MUNGO MacCALLUM. Manus – a tourist destination or a crime against humanity?

Apr 9, 2018

My first reaction to the report that the Australian government was planning to boost tourism in Manus Island was one of disbelief and revulsion. This was the place – well, one of the places—that successive coalition ministers gloated was hell on earth.  

The cynical myth of the so-called Pacific Solution as a tropical paradise of palm trees and beaches had been well and truly dispelled: Manus was a gulag, a prison camp where asylum seekers, whether genuine refugees or not, could be left to suffer and if necessary die in the national interest.

It was and is a monument to political brutality, opportunism and a jingoism that frequently crosses the border into racism.   To turn it into some kind of pleasure resort would be an obscenity.

And yet perhaps there is a kind of sense to the idea. Perhaps the tourists would not come for the surfing and scuba diving, but for those all too recent memories.. Perhaps they would finally able to see for themselves the horrors that have been implemented in Australia’s name and understand the viciousness of the regime – or regimes – that decreed them.

After all, many of the more terrible sites of history are kept as monuments. Without making any direct comparisons, Auschwitz-Birkenau – arguably the most memorial in history – attracts hordes of visitors every year not in order to wallow in some kind of morbid curiosity but to bear witness to the Holocaust and determine never to repeat it.

Manus, of course, is not on that scale, but the motivation is uncomfortably similar: the obsession with national borders and security and the belief that those who do not meet the demands of the state can be considered disposable.

As far as we know Manus has only killed six of its inmates to date, two of them allegedly recovering in Australian facilities. But the calculated negligence of Peter Dutton and his departmental goons makes it clear that this hardly matters, just as the hand-wringing about deaths at sea is almost invariably hypocritical; the problems is not deaths at sea but lives in Australia.
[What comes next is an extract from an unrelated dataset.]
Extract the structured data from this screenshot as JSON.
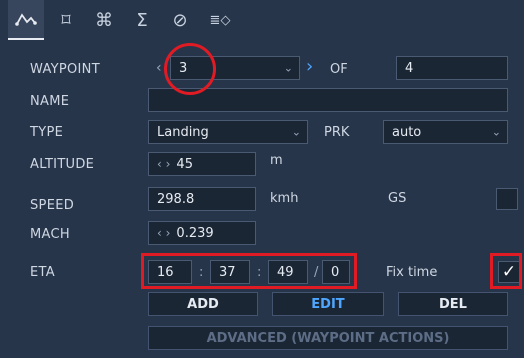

The hard fact is that Manus has been an affront to human decency if not a crime against humanity. The proposition that the only way to keep the nation safe is to lock up innocent victims behind razor wire until they die or go mad should be untenable, but since it has not been, let’s be open about it. This has been a shameful, even an unforgivable, episode in our history and Manus – and of course Nauru – will be notorious for a long time.

Neither Papua-New Guinea nor Australia will be able to rehabilitate the centre and perhaps should not try. Instead we should open it to the world as a grim and salutary warning. And we might emulate Auschwitz with a sign over the original buildings; not Arbeit Macht Frei, that ancient discredited lie, but something more modern:

We Will Decide Who Comes to This Country and the Circumstances in Which They Come. Not quite as snappy as the German, but just about as threatening.